É na obra As Formas Elementares da Vida Religiosa que Durkheim procura explicitar o

fundamento social das categorias do pensamento. Através da análise do sistema religioso praticado pelas sociedades primitivas: o Totemismo, Durkheim chega à conclusão de que o culto à força impessoal do Totem representava, na verdade, o culto a força impessoal e coletiva da própria

sociedade. Assim, para o autor, o fenômeno religioso é dotado de uma autoridade moral que lhe é imanente. Entendendo, portanto, que a religião compreende um universo cognitivo segundo o qual os indivíduos percebem o mundo, Durkheim conclui que as categorias fundamentais do pensamento, a saber, as categorias de tempo e espaço, originam-se na experiência social, uma vez

que constituem representações coletivas. Nesse sentido, se a religião exerce uma função cognitiva (de classificação, categorização e racionalização do mundo), é possível considerar que as formas posteriores de pensar e sistematizar a realidade, no caso, a filosofia e a ciência, tem sua raiz ligada ao fenômeno religioso.

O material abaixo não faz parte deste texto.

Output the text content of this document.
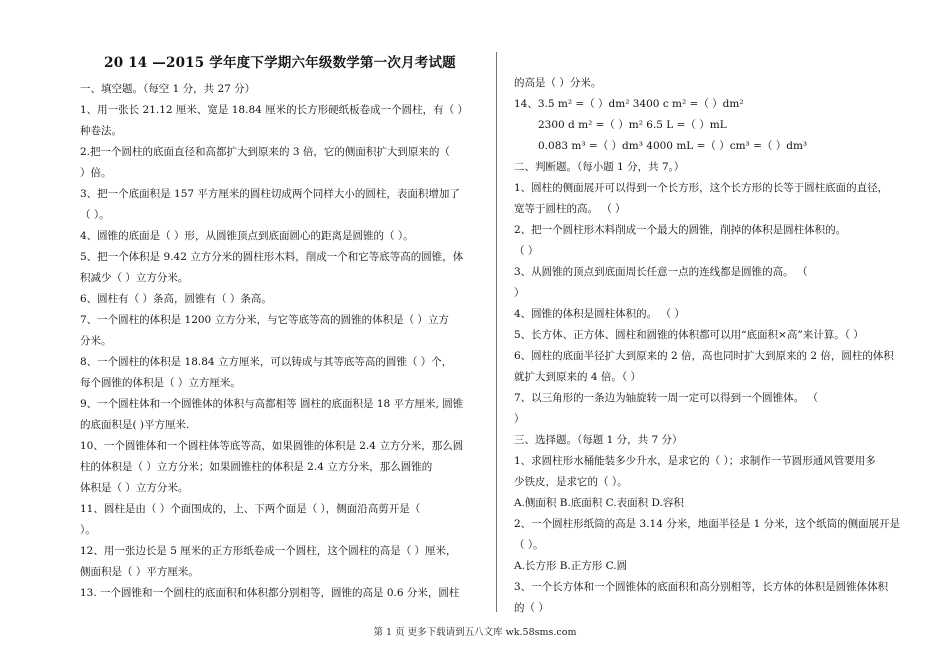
20 14 —2015 学年度下学期六年级数学第一次月考试题
一、填空题。（每空 1 分，共 27 分）
1、用一张长 21.12 厘米、宽是 18.84 厘米的长方形硬纸板卷成一个圆柱，有（ ）
种卷法。
2.把一个圆柱的底面直径和高都扩大到原来的 3 倍，它的侧面积扩大到原来的（
）倍。
3、把一个底面积是 157 平方厘米的圆柱切成两个同样大小的圆柱，表面积增加了
（ ）。
4、圆锥的底面是（ ）形，从圆锥顶点到底面圆心的距离是圆锥的（ ）。
5、把一个体积是 9.42 立方分米的圆柱形木料，削成一个和它等底等高的圆锥，体
积减少（ ）立方分米。
6、圆柱有（ ）条高，圆锥有（ ）条高。
7、一个圆柱的体积是 1200 立方分米，与它等底等高的圆锥的体积是（ ）立方
分米。
8、一个圆柱的体积是 18.84 立方厘米，可以铸成与其等底等高的圆锥（ ）个，
每个圆锥的体积是（ ）立方厘米。
9、一个圆柱体和一个圆锥体的体积与高都相等 圆柱的底面积是 18 平方厘米, 圆锥
的底面积是( )平方厘米.
10、一个圆锥体和一个圆柱体等底等高，如果圆锥的体积是 2.4 立方分米，那么圆
柱的体积是（ ）立方分米；如果圆锥柱的体积是 2.4 立方分米，那么圆锥的
体积是（ ）立方分米。
11、圆柱是由（ ）个面围成的，上、下两个面是（ ），侧面沿高剪开是（
）。
12、用一张边长是 5 厘米的正方形纸卷成一个圆柱，这个圆柱的高是（ ）厘米，
侧面积是（ ）平方厘米。
13. 一个圆锥和一个圆柱的底面积和体积都分别相等，圆锥的高是 0.6 分米，圆柱
的高是（ ）分米。
14、3.5 m² =（ ）dm² 3400 c m² =（ ）dm²
2300 d m² =（ ）m² 6.5 L =（ ）mL
0.083 m³ =（ ）dm³ 4000 mL =（ ）cm³ =（ ）dm³
二、判断题。（每小题 1 分，共 7。）
1、圆柱的侧面展开可以得到一个长方形，这个长方形的长等于圆柱底面的直径，
宽等于圆柱的高。 （ ）
2、把一个圆柱形木料削成一个最大的圆锥，削掉的体积是圆柱体积的。
（ ）
3、从圆锥的顶点到底面周长任意一点的连线都是圆锥的高。 （
）
4、圆锥的体积是圆柱体积的。 （ ）
5、长方体、正方体、圆柱和圆锥的体积都可以用“底面积×高”来计算。（ ）
6、圆柱的底面半径扩大到原来的 2 倍，高也同时扩大到原来的 2 倍，圆柱的体积
就扩大到原来的 4 倍。（ ）
7、以三角形的一条边为轴旋转一周一定可以得到一个圆锥体。 （
）
三、选择题。（每题 1 分，共 7 分）
1、求圆柱形水桶能装多少升水，是求它的（ ）；求制作一节圆形通风管要用多
少铁皮，是求它的（ ）。
A.侧面积 B.底面积 C.表面积 D.容积
2、一个圆柱形纸筒的高是 3.14 分米，地面半径是 1 分米，这个纸筒的侧面展开是
（ ）。
A.长方形 B.正方形 C.圆
3、一个长方体和一个圆锥体的底面积和高分别相等，长方体的体积是圆锥体体积
的（ ）
第 1 页 更多下载请到五八文库 wk.58sms.com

A abordagem sobre o problema do conhecimento proposta por Durkheim afasta-se, desse

modo, tanto da concepção empirista quanto da concepção puramente racionalista (apriorista), embora se aproxime em determinados aspectos desta última. De acordo com o autor, a perspectiva empirista, ao considerar que as categorias de pensamento são formadas a partir da experiência sensível, reduziria tais categorias à consciência particular. Para Durkheim, o somatório dessas experiências individuais e subjetivas jamais corresponderia à totalidade da vida social. Pensar como os empiristas “é negar qualquer realidade objetiva à vida lógica que as categorias têm por função organizar e regular” (Mattedi, pg. 48). Contrapondo-se decisivamente ao empirismo, Durkheim reconhece que os racionalistas ou aprioristas procuram conservar o aspecto lógico do mundo, isto é, vêem a possibilidade de acrescentar algo ao que é dado imediatamente pela experiência. No entanto, Durkheim critica a idéia de que as categorias do pensamento são anteriores à experiência social. Para Durkheim, as categorias são fruto das estruturas sociais e não dos estados mentais individuais. Essa visão durkheimiana procura reformular em termos sociológicos a relação entre os níveis de

conhecimento empírico e racional. Para o autor, a experiência sensível está associada à idéia do indivíduo, enquanto a razão se relaciona à idéia de sociedade, ou seja, sozinho o indivíduo alcançaria apenas o conhecimento empírico, mas somente como sujeito social, como portador das representações coletivas, conseguiria chegar à razão.